Atatürk çizgisinden sapmamalıdır. Devrimci, antiemperyalist, halkçı ve laik, solcu bir parti olduğunu iyi anlatabilmelidir.
Kısaca CHP neler yapabilirdi?
Referandumu yargı ve sivil darbe gibi bir karşıtlıkla güven oylamasına çekmemeliydi.
AKP nin “daha fazla özgürlük daha fazla demokrasi” ve “darbe Anayasası’na son” sloganlarına karşın daha vurucu bir slogan üretebilirdi.
AKP in Anayasa paketindeki darbecilere hesap sorma, yargı yolunu açma masalını halka daha iyi anlatabilmeliydi. Zira CHP in mecliste daha önce verdiği önergeyi (12 Eylülcülerin yargılanması hakkında kanun teklifi) AKP o zaman ret etmişti. Gerektiğinde meclisteki oylamayı şehir meydanlarına kurduğu barkovizyonlarla halka gösterebilmeliydi.
Sn. Kemal Kılıçdaroğlu’nun seçim çalışmaları boyunca tarifeli uçak veya karayolu ile yaptığı gezilerde partiye en az gideri sağlaması güzel bir örnek ve özveri olmasına rağmen, kısıtlı bütçesi ile CHP tam bir kampanya yürütememiştir.
Referanduma profesyonel bir şirketin katkılarıyla daha iyi hazırlanabilirdi.
Tüm bu eksikliklere, maddi sıkıntılara rağmen referandumda CHP başarılı olmuştur. Yeni genel başkanı ve yönetimi ile çok kısa bir sürede yapılan çalışmalardaki başarı asla göz ardı edilmemelidir.

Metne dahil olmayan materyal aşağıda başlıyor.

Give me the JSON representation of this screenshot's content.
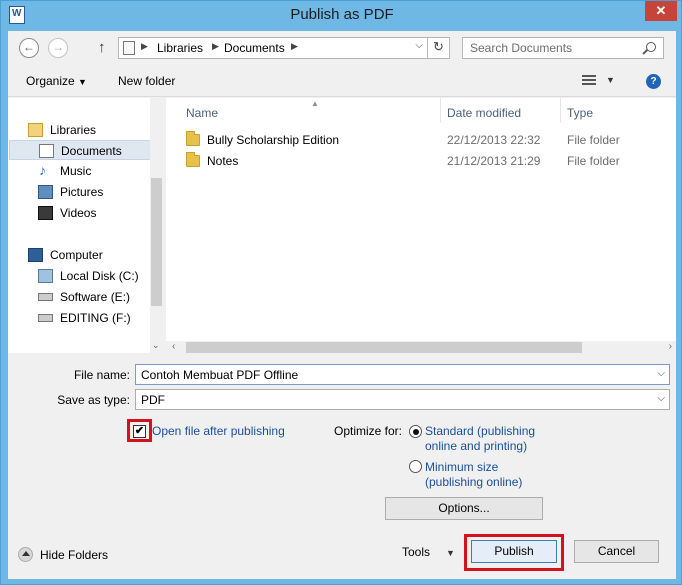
{
  "window": {
    "title": "Publish as PDF",
    "close_label": "✕"
  },
  "address_bar": {
    "crumbs": [
      "Libraries",
      "Documents"
    ]
  },
  "search": {
    "placeholder": "Search Documents"
  },
  "toolbar": {
    "organize_label": "Organize",
    "new_folder_label": "New folder",
    "help_label": "?"
  },
  "nav": {
    "items": [
      {
        "label": "Libraries",
        "icon": "libraries-icon"
      },
      {
        "label": "Documents",
        "icon": "documents-icon",
        "selected": true
      },
      {
        "label": "Music",
        "icon": "music-icon"
      },
      {
        "label": "Pictures",
        "icon": "pictures-icon"
      },
      {
        "label": "Videos",
        "icon": "videos-icon"
      },
      {
        "label": "Computer",
        "icon": "computer-icon"
      },
      {
        "label": "Local Disk (C:)",
        "icon": "drive-icon"
      },
      {
        "label": "Software (E:)",
        "icon": "drive-icon"
      },
      {
        "label": "EDITING (F:)",
        "icon": "drive-icon"
      }
    ]
  },
  "files": {
    "columns": [
      "Name",
      "Date modified",
      "Type"
    ],
    "rows": [
      {
        "name": "Bully Scholarship Edition",
        "date": "22/12/2013 22:32",
        "type": "File folder"
      },
      {
        "name": "Notes",
        "date": "21/12/2013 21:29",
        "type": "File folder"
      }
    ]
  },
  "form": {
    "file_name_label": "File name:",
    "file_name_value": "Contoh Membuat PDF Offline",
    "save_type_label": "Save as type:",
    "save_type_value": "PDF",
    "open_after_label": "Open file after publishing",
    "open_after_checked": true,
    "optimize_label": "Optimize for:",
    "standard_label_1": "Standard (publishing",
    "standard_label_2": "online and printing)",
    "minimum_label_1": "Minimum size",
    "minimum_label_2": "(publishing online)",
    "selected_optimize": "Standard",
    "options_label": "Options..."
  },
  "footer": {
    "hide_folders_label": "Hide Folders",
    "tools_label": "Tools",
    "publish_label": "Publish",
    "cancel_label": "Cancel"
  },
  "colors": {
    "titlebar": "#6fb8e6",
    "close": "#c7443a",
    "highlight": "#d4121e",
    "link": "#1a4e9c"
  }
}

Genel seçimlere dokuz ay gibi bir zaman dilimi var, sanıyorum CHP bu zaman içerisinde eksiklerini rahatça tamamlayarak halka kendisini daha iyi anlatacak, daha çok çalışacak Türkiye’yi aydınlık yarınlara taşıyacaktır. Buna mecburdur. Çünkü Atatürk’ün kurduğu parti olmakla beraber cumhuriyeti kuran, halkın umudu olan bir partidir.